The correct option is B ${\rho }_1\cap {\rho }_2$ is equivalence relation but ${\rho }_1\cup {\rho }_2$ is not so.

Given ${\rho }_1,{\rho }_2$ are equivalence relations on $S$.
$\Rightarrow$ ${\rho }_1,{\rho }_2$ are reflexive, symmetric and transitive.

Reflexive:
Let $x\in S$
$\Rightarrow (x,x)\in {\rho }_1$ and $(x,x)\in {\rho }_2$
$\Rightarrow (x,x)\in {\rho }_1\cap {\rho }_2$
$\Rightarrow {\rho }_1\cap {\rho }_2$ is reflexive.

Symmetric:
Let $(x,y)\in {\rho }_1\cap {\rho }_2$
We have to show $(y,x)\in {\rho }_1\cap {\rho }_2$
$(x,y)\in {\rho }_1\cap {\rho }_2$
$\Rightarrow (x,y)\in {\rho }_1$ and $(x,y)\in {\rho }_2$
$\Rightarrow (y,x)\in {\rho }_1$ and $(y,x)\in {\rho }_2$
$\Rightarrow (y,x)\in {\rho }_1\cap {\rho }_2$
$\Rightarrow {\rho }_1\cap {\rho }_2$ is symmetric.

Transitive:
Let $(x,y),(y,z)\in {\rho }_1\cap {\rho }_2$
$\Rightarrow (x,y),(y,z)\in {\rho }_1$ and $(x,y),(y,z)\in {\rho }_2$
$\Rightarrow (x,z)\in {\rho }_1$ and $(x,z)\in {\rho }_2$
$\Rightarrow (x,z)\in {\rho }_1\cap {\rho }_2$
$\Rightarrow {\rho }_1\cap {\rho }_2$ is transitive.
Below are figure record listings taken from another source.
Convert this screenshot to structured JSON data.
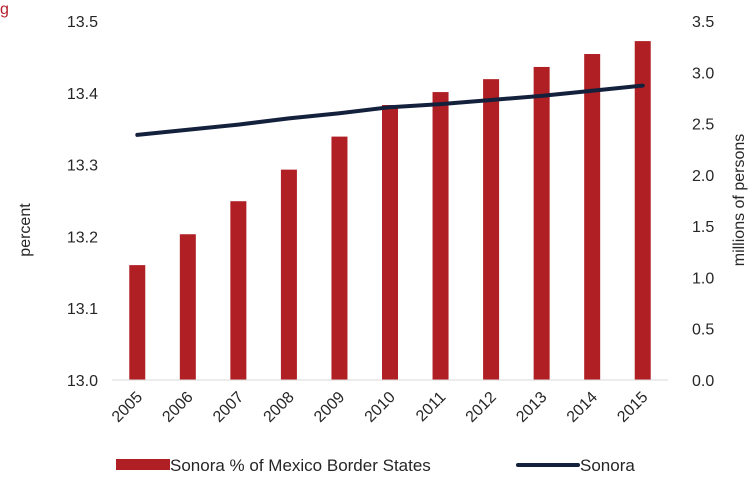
{
  "chart_data": {
    "type": "bar+line",
    "title_fragment": "g",
    "title_fragment_color": "#b3202a",
    "categories": [
      "2005",
      "2006",
      "2007",
      "2008",
      "2009",
      "2010",
      "2011",
      "2012",
      "2013",
      "2014",
      "2015"
    ],
    "series": [
      {
        "name": "Sonora % of Mexico Border States",
        "type": "bar",
        "axis": "left",
        "color": "#b01f24",
        "values": [
          13.16,
          13.203,
          13.249,
          13.293,
          13.339,
          13.383,
          13.401,
          13.419,
          13.436,
          13.454,
          13.472
        ]
      },
      {
        "name": "Sonora",
        "type": "line",
        "axis": "right",
        "color": "#14213d",
        "values": [
          2.39,
          2.44,
          2.49,
          2.55,
          2.6,
          2.66,
          2.69,
          2.73,
          2.77,
          2.82,
          2.87
        ]
      }
    ],
    "y_left": {
      "label": "percent",
      "min": 13.0,
      "max": 13.5,
      "ticks": [
        "13.0",
        "13.1",
        "13.2",
        "13.3",
        "13.4",
        "13.5"
      ]
    },
    "y_right": {
      "label": "millions of persons",
      "min": 0.0,
      "max": 3.5,
      "ticks": [
        "0.0",
        "0.5",
        "1.0",
        "1.5",
        "2.0",
        "2.5",
        "3.0",
        "3.5"
      ]
    },
    "grid": false,
    "legend_position": "bottom"
  }
}
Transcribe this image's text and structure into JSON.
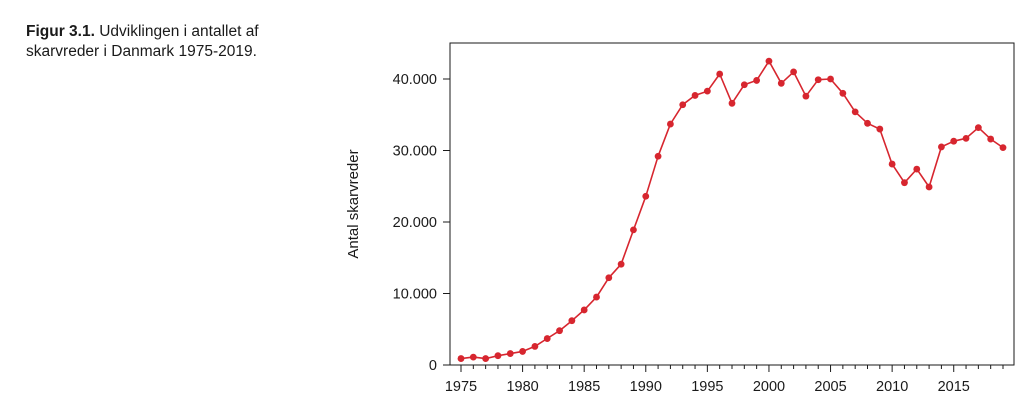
{
  "figure": {
    "caption_label": "Figur 3.1.",
    "caption_text": "Udviklingen i antallet af skarvreder i Danmark 1975-2019."
  },
  "chart_data": {
    "type": "line",
    "title": "",
    "xlabel": "",
    "ylabel": "Antal skarvreder",
    "xlim": [
      1974,
      2020
    ],
    "ylim": [
      0,
      45000
    ],
    "x_ticks": [
      1975,
      1980,
      1985,
      1990,
      1995,
      2000,
      2005,
      2010,
      2015
    ],
    "x_tick_labels": [
      "1975",
      "1980",
      "1985",
      "1990",
      "1995",
      "2000",
      "2005",
      "2010",
      "2015"
    ],
    "y_ticks": [
      0,
      10000,
      20000,
      30000,
      40000
    ],
    "y_tick_labels": [
      "0",
      "10.000",
      "20.000",
      "30.000",
      "40.000"
    ],
    "grid": false,
    "series_color": "#d7262f",
    "series": [
      {
        "x": [
          1975,
          1976,
          1977,
          1978,
          1979,
          1980,
          1981,
          1982,
          1983,
          1984,
          1985,
          1986,
          1987,
          1988,
          1989,
          1990,
          1991,
          1992,
          1993,
          1994,
          1995,
          1996,
          1997,
          1998,
          1999,
          2000,
          2001,
          2002,
          2003,
          2004,
          2005,
          2006,
          2007,
          2008,
          2009,
          2010,
          2011,
          2012,
          2013,
          2014,
          2015,
          2016,
          2017,
          2018,
          2019
        ],
        "values": [
          900,
          1100,
          900,
          1300,
          1600,
          1900,
          2600,
          3700,
          4800,
          6200,
          7700,
          9500,
          12200,
          14100,
          18900,
          23600,
          29200,
          33700,
          36400,
          37700,
          38300,
          40700,
          36600,
          39200,
          39800,
          42500,
          39400,
          41000,
          37600,
          39900,
          40000,
          38000,
          35400,
          33800,
          33000,
          28100,
          25500,
          27400,
          24900,
          30500,
          31300,
          31700,
          33200,
          31600,
          30400
        ]
      }
    ]
  }
}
Therefore, ${\rho }_1\cap {\rho }_2$ is equivalence relation.

${\rho }_1\cup {\rho }_2$ is always reflexive and symmetric but not transitive.
e.g. Let $S=\{1,2,3\}$
${\rho }_1=\left\{\right(1,1),(2,2),(3,3),(1,2),(2,1\left)\right\}$
${\rho }_2=\left\{\right(1,1),(2,2),(3,3),(2,3),(3,2\left)\right\}$

${\rho }_1,{\rho }_2$ is equivalence relation.
But ${\rho }_1\cup {\rho }_2$ is not transitive as $(1,2),(2,3)\in {\rho }_1\cup {\rho }_2$ but $(1,3)\notin {\rho }_1\cup {\rho }_2$